Top Five Things That Jesus Probably Looked Forward To Doing As A Human Being

5. Eyelid air bubble
4. Piss shiver
3. When your nose and sinuses are all stuffed up, and then suddenly everything decompresses, and it kind of makes a sound but you're not sure if anyone else can hear it
2. Cleaning out ears with Q-Tips and putting them in deeper than the package says to because it feels good (Please back the hell off. I know there were no Q-Tips in Jerusalem back in the day. But I figure he could have worked something out.)
1. Making the vwip-vwip-vwip noise with corduroy pants

This is by no means an exhaustive list, as I'm sure Jesus wanted to do some other stuff as well. But it's a good start, and a fitting beginning to the Christmas season. Or something.

Why does God hate me?

Here it is, December first, and it appears that Jeffty Jeff and Heidi still live next door, with nary a sign of moving boxes, moving-stress-induced tantrums, or anything else remotely moving related. I am crushed. God has made the additional taunting gesture of parking a Budget moving van outside at the curb. But considering that it's the first of the month, it's probably just someone else moving into another apartment around here.

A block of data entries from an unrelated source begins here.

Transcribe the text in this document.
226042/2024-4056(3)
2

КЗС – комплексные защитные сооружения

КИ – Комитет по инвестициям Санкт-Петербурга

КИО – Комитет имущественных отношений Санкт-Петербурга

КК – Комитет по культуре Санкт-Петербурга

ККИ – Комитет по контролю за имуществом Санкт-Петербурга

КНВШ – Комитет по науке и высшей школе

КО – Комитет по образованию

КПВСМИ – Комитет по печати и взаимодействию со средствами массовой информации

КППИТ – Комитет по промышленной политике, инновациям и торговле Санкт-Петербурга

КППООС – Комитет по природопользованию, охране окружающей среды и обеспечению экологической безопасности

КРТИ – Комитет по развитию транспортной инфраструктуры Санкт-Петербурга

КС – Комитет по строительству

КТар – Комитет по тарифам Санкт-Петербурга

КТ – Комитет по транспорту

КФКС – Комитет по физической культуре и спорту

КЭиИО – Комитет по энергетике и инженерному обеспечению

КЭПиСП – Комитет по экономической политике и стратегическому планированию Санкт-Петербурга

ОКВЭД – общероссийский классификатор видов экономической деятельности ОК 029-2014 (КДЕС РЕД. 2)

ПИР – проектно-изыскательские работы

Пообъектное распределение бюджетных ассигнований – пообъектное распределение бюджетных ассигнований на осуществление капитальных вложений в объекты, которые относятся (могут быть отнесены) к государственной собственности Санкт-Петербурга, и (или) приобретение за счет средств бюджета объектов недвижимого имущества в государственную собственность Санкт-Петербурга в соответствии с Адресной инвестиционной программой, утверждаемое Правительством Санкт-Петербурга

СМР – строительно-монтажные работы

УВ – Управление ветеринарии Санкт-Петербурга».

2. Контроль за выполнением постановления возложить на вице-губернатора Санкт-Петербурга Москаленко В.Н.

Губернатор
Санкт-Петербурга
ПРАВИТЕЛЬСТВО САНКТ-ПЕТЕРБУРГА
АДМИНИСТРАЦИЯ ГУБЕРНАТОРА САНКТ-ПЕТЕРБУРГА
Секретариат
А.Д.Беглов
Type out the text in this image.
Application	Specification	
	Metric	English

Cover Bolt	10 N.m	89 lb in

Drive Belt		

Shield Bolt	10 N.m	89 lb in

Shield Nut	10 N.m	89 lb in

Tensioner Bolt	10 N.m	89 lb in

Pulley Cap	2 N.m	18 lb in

Today is also day 1 of my new position as an assistant editor. Yeah. Life has changed a whole lot, let me tell you. Now, as an assistant editor, I spend my days getting shat upon by sales and whinged at by clients. Completely different from when I was a staff writer. That was more along the lines of getting whinged at by sales and shat upon by clients. A change of pace is completely refreshing and exactly what I needed. To celebrate, I'm going to go out and blow my raise on something crazy like a Kit-Kat.

Aaaaand, there it is. My cranky-meter just hit 11. Goodnight, Gracie.